A trip of this nature will certainly be one to remember, but it requires a thorough game plan with even better execution.

Planning An Alaskan DIY Caribou Bowhunt

Our camp in NW Alaska was serviceable. The tarp stretched over the alder sufficed as a shelter to cook under.

Question: I have a burning desire to bowhunt caribou, but guided hunts have gotten so expensive I have to go DIY. I realize that limits me to Alaska. Got any advice? Kimberly B., via e-mail

Answer: I just returned from a DIY caribou hunt in Alaska. First, research “transporters,” as they will fly you in by bush plane. These flight services tend to be busy, so book early.

Make sure your transporter flies into areas conducive to bowhunting. Wide-open Alaskan tundra is no place for a bowhunter, but your pilot will know where the bowhunting areas are, and more importantly, where the caribou are. Be aware that as of this writing, the Biden Administration’s Federal Subsistence Board was deciding whether to close off two massive areas (GMUs 23 and 26A) to non-local hunting, so do some research if you hope to hunt the Western Arctic herd in those units.

Next, start a list, because you’ll be doing it all on your own. I purchased all my dehydrated food, snacks, and other nonperishable food for the entire trip for three people for eight days plus two, just in case Mother Nature stranded us. I put the food, a JetBoil stove, ropes, tarps, instant coffee and hot chocolate, cutlery, lantern, first-aid kit, 2.6-gallon water bag, frying pan (for tenderloins), salt/pepper, and various other items in a heavy-duty tote. Don’t forget to include a water-filtration pump. Do not drink any water that isn’t filtered or boiled. I sealed the tote and shipped it by USPS (not UPS or FedEx) to my transporter in Kotzebue, AK. Send it well in advance, so you know it will be there when you arrive.
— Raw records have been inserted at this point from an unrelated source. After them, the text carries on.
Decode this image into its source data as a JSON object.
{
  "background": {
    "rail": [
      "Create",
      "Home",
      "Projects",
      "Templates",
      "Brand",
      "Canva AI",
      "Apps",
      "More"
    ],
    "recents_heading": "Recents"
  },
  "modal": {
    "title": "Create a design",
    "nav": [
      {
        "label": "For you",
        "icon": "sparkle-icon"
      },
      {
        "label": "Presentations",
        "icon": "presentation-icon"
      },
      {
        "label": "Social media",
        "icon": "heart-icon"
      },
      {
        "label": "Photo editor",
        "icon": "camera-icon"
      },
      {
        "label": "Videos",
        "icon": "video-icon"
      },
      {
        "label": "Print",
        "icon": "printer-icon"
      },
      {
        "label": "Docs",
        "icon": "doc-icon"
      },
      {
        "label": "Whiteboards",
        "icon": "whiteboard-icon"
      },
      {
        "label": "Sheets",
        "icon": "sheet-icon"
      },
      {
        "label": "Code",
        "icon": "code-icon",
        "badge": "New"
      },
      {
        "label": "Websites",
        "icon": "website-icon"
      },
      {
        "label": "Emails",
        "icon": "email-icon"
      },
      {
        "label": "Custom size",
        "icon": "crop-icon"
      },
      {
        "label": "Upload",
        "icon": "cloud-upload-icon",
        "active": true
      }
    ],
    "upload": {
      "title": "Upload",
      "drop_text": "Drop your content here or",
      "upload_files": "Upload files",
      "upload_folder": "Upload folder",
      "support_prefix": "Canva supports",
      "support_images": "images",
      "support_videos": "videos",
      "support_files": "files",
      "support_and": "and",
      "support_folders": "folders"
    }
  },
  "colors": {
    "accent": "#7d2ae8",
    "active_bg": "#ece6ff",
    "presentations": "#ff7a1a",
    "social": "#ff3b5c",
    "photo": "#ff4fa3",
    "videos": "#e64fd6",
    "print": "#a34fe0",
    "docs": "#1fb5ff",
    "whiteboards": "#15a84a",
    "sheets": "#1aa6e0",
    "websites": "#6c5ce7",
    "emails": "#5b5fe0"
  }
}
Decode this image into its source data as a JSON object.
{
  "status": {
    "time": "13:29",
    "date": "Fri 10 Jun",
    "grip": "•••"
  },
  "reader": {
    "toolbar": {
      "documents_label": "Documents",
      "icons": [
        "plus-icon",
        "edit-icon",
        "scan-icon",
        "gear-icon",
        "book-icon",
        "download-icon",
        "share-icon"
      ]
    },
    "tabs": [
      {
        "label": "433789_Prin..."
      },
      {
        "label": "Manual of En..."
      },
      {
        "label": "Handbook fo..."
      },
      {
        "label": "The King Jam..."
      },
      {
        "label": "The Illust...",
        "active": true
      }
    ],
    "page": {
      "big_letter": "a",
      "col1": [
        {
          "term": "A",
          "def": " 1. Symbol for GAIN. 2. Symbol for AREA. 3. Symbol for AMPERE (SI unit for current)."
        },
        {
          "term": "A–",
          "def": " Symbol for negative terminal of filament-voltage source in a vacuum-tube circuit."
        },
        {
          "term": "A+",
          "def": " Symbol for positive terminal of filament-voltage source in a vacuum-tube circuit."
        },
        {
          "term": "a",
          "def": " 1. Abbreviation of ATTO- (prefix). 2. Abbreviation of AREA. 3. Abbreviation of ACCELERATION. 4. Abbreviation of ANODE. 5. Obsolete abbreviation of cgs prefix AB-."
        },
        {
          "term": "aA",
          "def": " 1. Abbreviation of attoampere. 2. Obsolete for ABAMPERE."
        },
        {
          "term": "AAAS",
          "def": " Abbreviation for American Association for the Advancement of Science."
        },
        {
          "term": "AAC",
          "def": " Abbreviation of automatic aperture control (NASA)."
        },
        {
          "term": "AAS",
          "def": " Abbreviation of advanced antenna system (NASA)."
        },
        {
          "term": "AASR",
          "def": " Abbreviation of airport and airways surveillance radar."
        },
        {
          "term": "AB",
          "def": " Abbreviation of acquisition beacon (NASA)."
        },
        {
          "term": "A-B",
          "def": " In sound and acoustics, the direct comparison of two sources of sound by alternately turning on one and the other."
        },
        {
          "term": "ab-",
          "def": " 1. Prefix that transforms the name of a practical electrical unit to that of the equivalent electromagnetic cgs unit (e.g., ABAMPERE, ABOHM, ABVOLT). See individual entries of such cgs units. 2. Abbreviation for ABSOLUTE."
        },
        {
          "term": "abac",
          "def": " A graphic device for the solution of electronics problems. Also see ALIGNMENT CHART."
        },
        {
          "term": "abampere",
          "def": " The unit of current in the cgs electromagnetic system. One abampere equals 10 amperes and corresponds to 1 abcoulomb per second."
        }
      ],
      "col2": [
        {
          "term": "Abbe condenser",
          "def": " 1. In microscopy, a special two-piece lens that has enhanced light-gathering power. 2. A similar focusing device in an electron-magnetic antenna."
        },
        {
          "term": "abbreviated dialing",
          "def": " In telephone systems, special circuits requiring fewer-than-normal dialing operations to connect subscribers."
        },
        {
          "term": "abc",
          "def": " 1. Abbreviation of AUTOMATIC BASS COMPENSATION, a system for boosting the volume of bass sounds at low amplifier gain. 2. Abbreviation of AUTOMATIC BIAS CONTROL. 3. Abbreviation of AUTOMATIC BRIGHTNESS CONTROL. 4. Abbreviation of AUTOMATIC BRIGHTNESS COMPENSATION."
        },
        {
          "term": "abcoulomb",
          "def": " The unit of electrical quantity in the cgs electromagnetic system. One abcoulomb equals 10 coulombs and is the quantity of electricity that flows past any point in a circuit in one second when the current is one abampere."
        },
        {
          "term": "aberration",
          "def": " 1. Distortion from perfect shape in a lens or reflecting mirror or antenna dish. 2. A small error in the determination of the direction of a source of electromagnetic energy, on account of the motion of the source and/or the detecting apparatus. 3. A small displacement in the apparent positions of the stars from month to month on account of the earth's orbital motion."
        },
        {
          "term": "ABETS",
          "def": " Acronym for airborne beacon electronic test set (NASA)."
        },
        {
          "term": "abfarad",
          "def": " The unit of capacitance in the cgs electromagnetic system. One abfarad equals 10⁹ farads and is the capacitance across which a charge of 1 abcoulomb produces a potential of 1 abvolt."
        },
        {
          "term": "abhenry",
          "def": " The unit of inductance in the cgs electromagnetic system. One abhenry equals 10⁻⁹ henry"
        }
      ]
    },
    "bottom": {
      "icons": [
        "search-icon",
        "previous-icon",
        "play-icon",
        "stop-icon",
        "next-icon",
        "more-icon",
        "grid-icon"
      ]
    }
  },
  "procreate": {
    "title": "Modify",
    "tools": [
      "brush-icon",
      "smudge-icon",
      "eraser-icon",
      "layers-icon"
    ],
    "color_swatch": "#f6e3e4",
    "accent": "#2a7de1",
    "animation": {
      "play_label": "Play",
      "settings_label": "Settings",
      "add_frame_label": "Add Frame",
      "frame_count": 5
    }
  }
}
Other gear, such as my tent, sleeping bag, stove, and water filter had to be high quality.

Since you can’t ship or carry-on butane for your JetBoil, you will need to purchase it by phone in the village you plan to fly into and have it delivered to your transporter. There was a shortage last fall, so don’t wait until you arrive to acquire it. We also packed an ultra-light backup stove. Without flame, you’re in trouble.

Instead of one large, heavy tent, we opted to each bring a lightweight personal backpacking tent. My two-person Hilleberg weighed only five pounds. We also packed ultra-lightweight Helinox chairs, because you need a place to sit.

Footwear is critical. It’s likely you’ll have to wade water at some point, so we went with two options. I prefer to wear Kenetrek boots and gaiters, which allow me to quickly wade shallow water without getting wet. For the wetter applications, I wear Simms breathable stocking foot waders with their Guide Boots. I’ve worn this combination on three brown bear hunts and one caribou hunt, and they are fantastic. You stay dry in a downpour or when you sit on the ground, and you only need a rain jacket. Hip boots are hard on your feet and ankles, and you’ll need to wear rain pants as well as a jacket. Quality raingear is a necessity.

That’s also true for a sleeping bag. I grabbed my 20-degree bag instead of a 0-degree bag and paid for that mistake. A pad that insulates is also a good idea, especially if the ground is frozen.

What’s left should be your usual hunting gear and clothing, which must be high-quality and lightweight, because your pilot will have a weight limit. Ours was 80 pounds each. I highly recommend an InReach, or some other method of communication with the outside world. Make a list, check it often, then check it again. And good luck.